Pyre did not cry either, though there was a moment, just before they put his little brother into the waters, his body so shrivelled and pale, when he very much wanted to. And this surprised him, because Pyre had rarely thought much of young Apple, now that it was too late to remedy the situation he could admit h
onestly that he had never been any sort of brother, not when he had been a boy, too caught up in misadventure and foolishness, and not now that he was a man. These last two years there had been barely a moment to dedicate to his family, and perhaps he had known also that there was nothing to be done, that Pyre had no more say in whom the gods chose to take than had Thistle.

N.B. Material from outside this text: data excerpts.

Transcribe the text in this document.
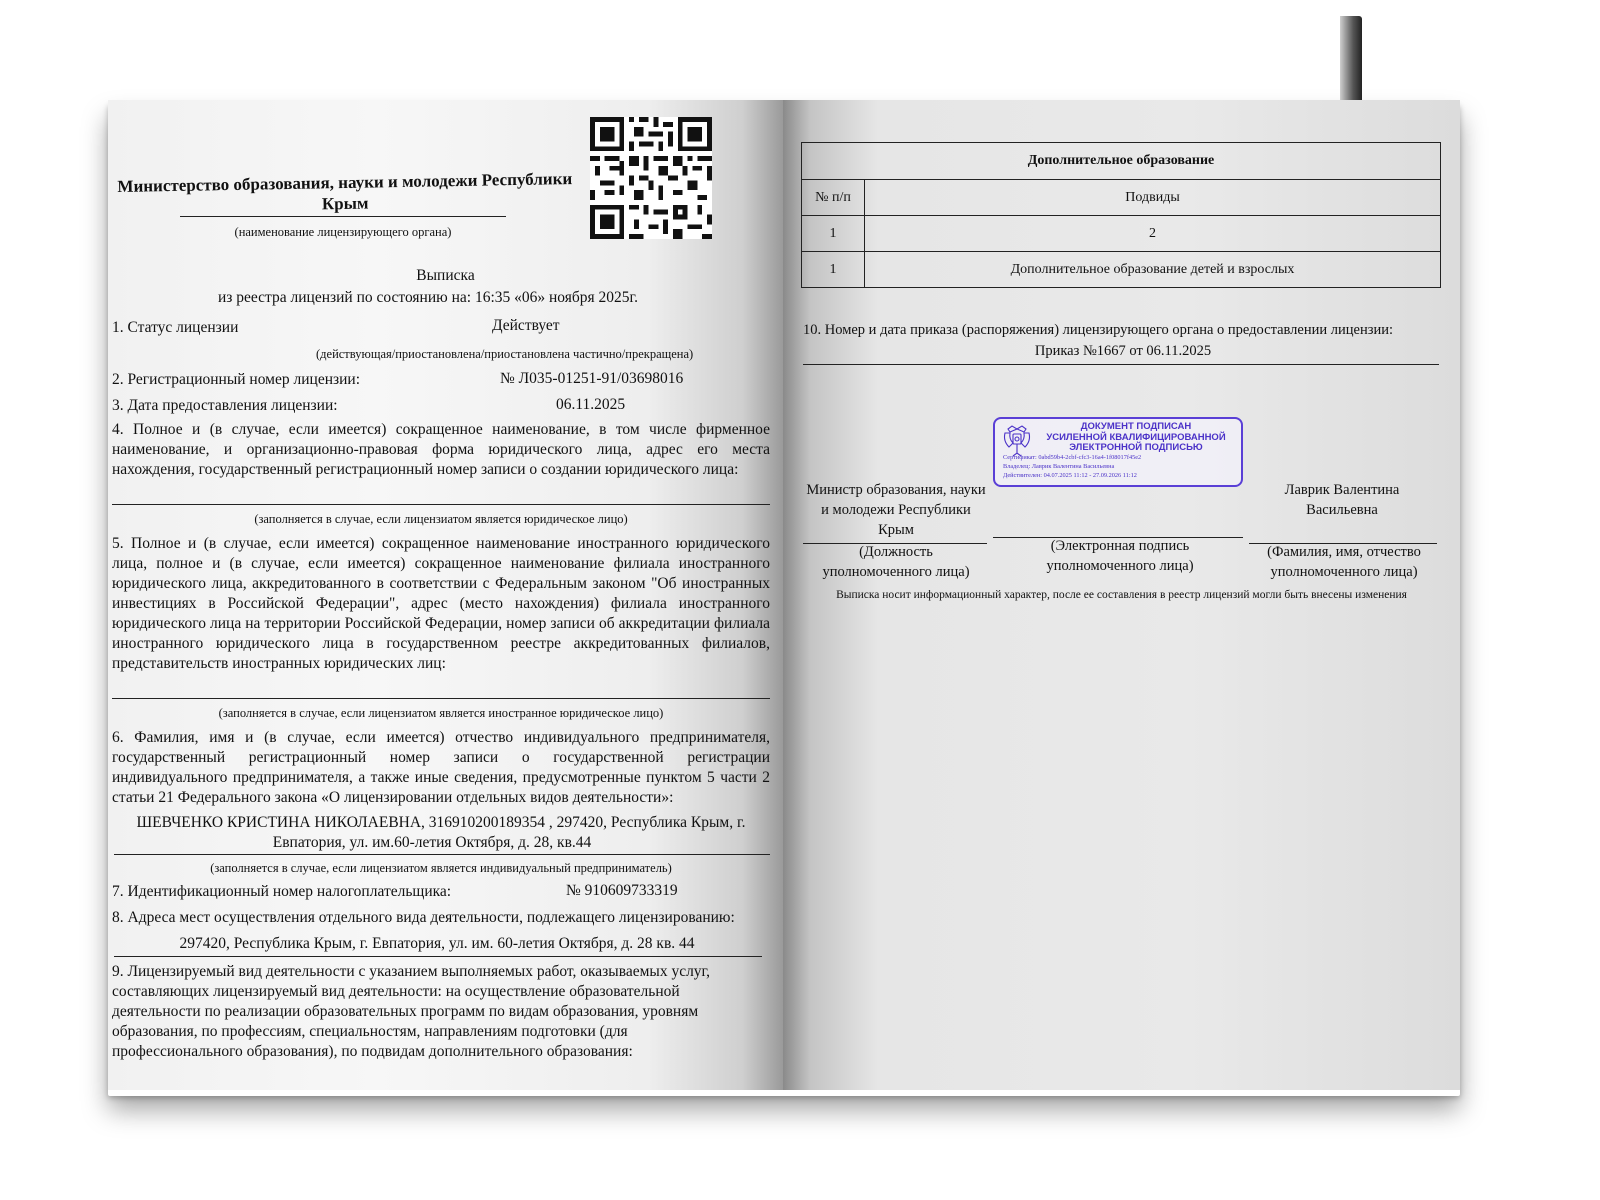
Министерство образования, науки и молодежи Республики Крым
(наименование лицензирующего органа)
Выписка
из реестра лицензий по состоянию на: 16:35 «06» ноября 2025г.
1. Статус лицензии	Действует
(действующая/приостановлена/приостановлена частично/прекращена)
2. Регистрационный номер лицензии:	№ Л035-01251-91/03698016
3. Дата предоставления лицензии:	06.11.2025
4. Полное и (в случае, если имеется) сокращенное наименование, в том числе фирменное наименование, и организационно-правовая форма юридического лица, адрес его места нахождения, государственный регистрационный номер записи о создании юридического лица:
(заполняется в случае, если лицензиатом является юридическое лицо)
5. Полное и (в случае, если имеется) сокращенное наименование иностранного юридического лица, полное и (в случае, если имеется) сокращенное наименование филиала иностранного юридического лица, аккредитованного в соответствии с Федеральным законом "Об иностранных инвестициях в Российской Федерации", адрес (место нахождения) филиала иностранного юридического лица на территории Российской Федерации, номер записи об аккредитации филиала иностранного юридического лица в государственном реестре аккредитованных филиалов, представительств иностранных юридических лиц:
(заполняется в случае, если лицензиатом является иностранное юридическое лицо)
6. Фамилия, имя и (в случае, если имеется) отчество индивидуального предпринимателя, государственный регистрационный номер записи о государственной регистрации индивидуального предпринимателя, а также иные сведения, предусмотренные пунктом 5 части 2 статьи 21 Федерального закона «О лицензировании отдельных видов деятельности»:
ШЕВЧЕНКО КРИСТИНА НИКОЛАЕВНА, 316910200189354 , 297420, Республика Крым, г.
Евпатория, ул. им.60-летия Октября, д. 28, кв.44
(заполняется в случае, если лицензиатом является индивидуальный предприниматель)
7. Идентификационный номер налогоплательщика:	№ 910609733319
8. Адреса мест осуществления отдельного вида деятельности, подлежащего лицензированию:
297420, Республика Крым, г. Евпатория, ул. им. 60-летия Октября, д. 28 кв. 44
9. Лицензируемый вид деятельности с указанием выполняемых работ, оказываемых услуг, составляющих лицензируемый вид деятельности: на осуществление образовательной деятельности по реализации образовательных программ по видам образования, уровням образования, по профессиям, специальностям, направлениям подготовки (для профессионального образования), по подвидам дополнительного образования:
Дополнительное образование	
№ п/п	Подвиды
1	2
1	Дополнительное образование детей и взрослых
10. Номер и дата приказа (распоряжения) лицензирующего органа о предоставлении лицензии:
Приказ №1667 от 06.11.2025
ДОКУМЕНТ ПОДПИСАН
УСИЛЕННОЙ КВАЛИФИЦИРОВАННОЙ
ЭЛЕКТРОННОЙ ПОДПИСЬЮ
Сертификат: 0abd59b4-2cbf-cfc3-16a4-1f08017f45e2
Владелец: Лаврик Валентина Васильевна
Действителен: 04.07.2025 11:12 - 27.09.2026 11:12
Министр образования, науки
и молодежи Республики
Крым
Лаврик Валентина
Васильевна
(Должность
уполномоченного лица)
(Электронная подпись
уполномоченного лица)
(Фамилия, имя, отчество
уполномоченного лица)
Выписка носит информационный характер, после ее составления в реестр лицензий могли быть внесены изменения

He held his mother’s hand on the short walk back to their tenement. The guests would arrive soon, adding plates of food to the feast that had already been prepared, and the people of the neighbourhood, who were decent despite what they had suffered, though sometimes Pyre had trouble remembering this, would do their meagre best to help a woman forget the death of something that had once lived inside her. It had been three months since Pyre had seen her, every waking minute since committed to the cause, to the mission, every waking moment and the better portion of his dreams, coming to fierce in the dead early hours of the morning, reaching for the knife hidden below his pillow in whatever safe house he was holed up in, realising it was not needed, not yet.
Pyre would not stay. It had been dangerous, perhaps even foolish, for him to have come this far. There were men in the Barrow who remembered Thistle, and who had heard of Pyre, and who were yet so foolish as to think to better their lot by doing him injury. Unbeknownst to his mother Pyre had stationed a pair of his people in one of the other rooms in her tenement; hopefully they would provide some warning if the Cuckoos ever managed to figure out who she was.